Flat Resistance Bands vs Tubes: How to Choose

By | September 22, 2016

workout-prepTechnically resistance tubes are made of rubber compound while its cousin, resistance bands, are most commonly made from flat strips of latex. Manufacturers tend to use the term “resistance bands” to describe both types interchangeably. Don’t be fooled however; there are meaningful differences between the two as well as pros and cons to consider.

Pros of Flat Resistance Bands

  • A key advantage of flat resistance bands is greater comfort in use. When you’ve got the band wrapped around a foot to do curls for example the pressure is evenly distributed. Since tubes are comparatively thin, the pressure is noticeable against your body which some may be bothersome to some depending on the application.
  • It’s ideal for travel as flat bands can be folded and fit into tight spaces in suitcases. To top it off, they’re lighter than tubes.
  • Better for kids, older folks with weak joints, or simple rehabilitation exercises.
  • May be the best choice for specific exercises associated with Pilates and yoga in which increasing ones strength is not the key motivating factor for exercise.

Cons of Flat Resistance Bands

  • They are much more likely to snap! After a certain amount of use, latex resistances will fail so it’s best to anticipate it, and have backups on hand. In addition, you can’t stretch flat resistance bands as aggressively as tubes as this will also lead to it snapping.

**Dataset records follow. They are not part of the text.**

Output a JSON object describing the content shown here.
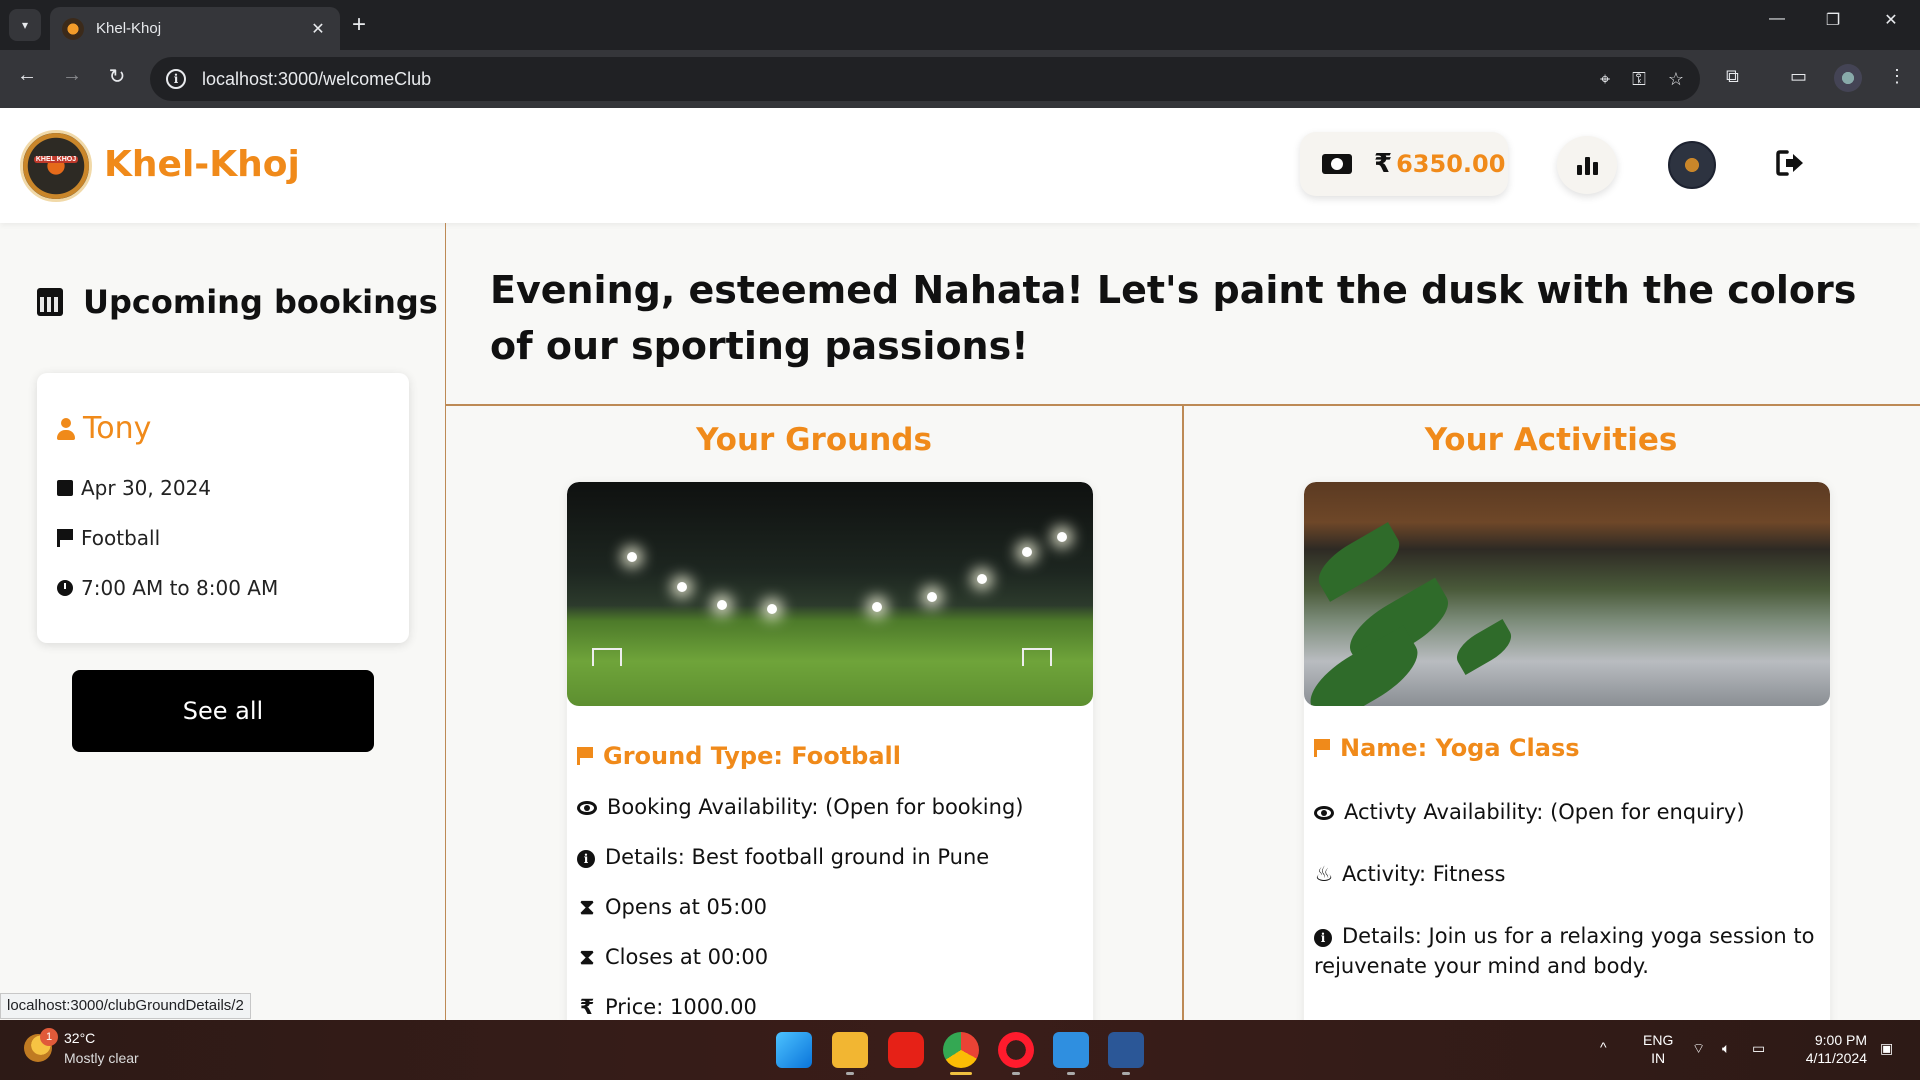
{
  "browser": {
    "tab_title": "Khel-Khoj",
    "url": "localhost:3000/welcomeClub",
    "status_url": "localhost:3000/clubGroundDetails/2"
  },
  "header": {
    "brand": "Khel-Khoj",
    "logo_text": "KHEL KHOJ",
    "currency_symbol": "₹",
    "balance": "6350.00"
  },
  "sidebar": {
    "title": "Upcoming bookings",
    "booking": {
      "name": "Tony",
      "date": "Apr 30, 2024",
      "sport": "Football",
      "time": "7:00 AM to 8:00 AM"
    },
    "see_all_label": "See all"
  },
  "main": {
    "greeting": "Evening, esteemed Nahata! Let's paint the dusk with the colors of our sporting passions!",
    "grounds": {
      "title": "Your Grounds",
      "card_title": "Ground Type: Football",
      "availability": "Booking Availability: (Open for booking)",
      "details": "Details: Best football ground in Pune",
      "opens": "Opens at 05:00",
      "closes": "Closes at 00:00",
      "price": "Price: 1000.00"
    },
    "activities": {
      "title": "Your Activities",
      "card_title": "Name: Yoga Class",
      "availability": "Activty Availability: (Open for enquiry)",
      "activity": "Activity: Fitness",
      "details": "Details: Join us for a relaxing yoga session to rejuvenate your mind and body."
    }
  },
  "taskbar": {
    "weather_badge": "1",
    "temperature": "32°C",
    "weather": "Mostly clear",
    "lang_top": "ENG",
    "lang_bottom": "IN",
    "time": "9:00 PM",
    "date": "4/11/2024"
  },
  "colors": {
    "accent": "#f08a1a",
    "divider": "#bd8a55",
    "button": "#000000"
  }
}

Luckily, when it does happen it doesn’t feel like a dangerous event as it does with tubes!
  • While kits are available with several flat bands with varying resistance ratings (x-light, light, medium, heavy, x-heavy), there aren’t as many choices as with resistance tubes. The strongest flat band cannot compare with the strongest resistance tube.

Pros of Resistance Tubes

  • Resistance tubes are resilient and generally last significantly longer than flat resistance bands. Bodylastics in particular feature “snap guard” which is an inner core that prevents you from over-stretching the band.
  • Tubes offer more choices in terms of resistance for different applications (ex. 3 lbs, 5 lbs, 8 lbs, 13 lbs, 19 lbs, 30 lbs).
  • For serious athletes and strong individuals, tubes are better for heavier exercises. Fans of programs on the more intense side such as P90X, P90X3 and FOCUS T25 will prefer to stick with tubes.
  • Kits tend to get more extensive with as much as 31 pieces included with the Bodylastics Mega Resistance Bands set. Door anchors, handles, ankles straps and even carrying cases are included in any decent set.

Cons of Resistance Tubes

  • These may cause mild discomfort and temporary red marks from the tube pressing against your body as the pressure in concentrated into a much thinner area than with flat bands.
  • You wouldn’t want to be doing an exercise with a door attachment when a resistance tube snaps and have it shoot back at you. Yes, tubes are stronger and less prone to breaking but if it happens it could cause minor injury. Stay away from cheap resistance tubes and knockoffs. Don’t stretch a band without a “snap guard” core beyond what seems reasonable and you’ll be fine.
  • Not as portable as flat resistance bands.


Since resistance bands are so inexpensive this isn’t really a choice you even need to make. Your best option may be to have both types on hand for different situations. Even if you’re a serious athlete that typically prefers the higher resistance ratings available in tubes, flat bands are still ideal for travel.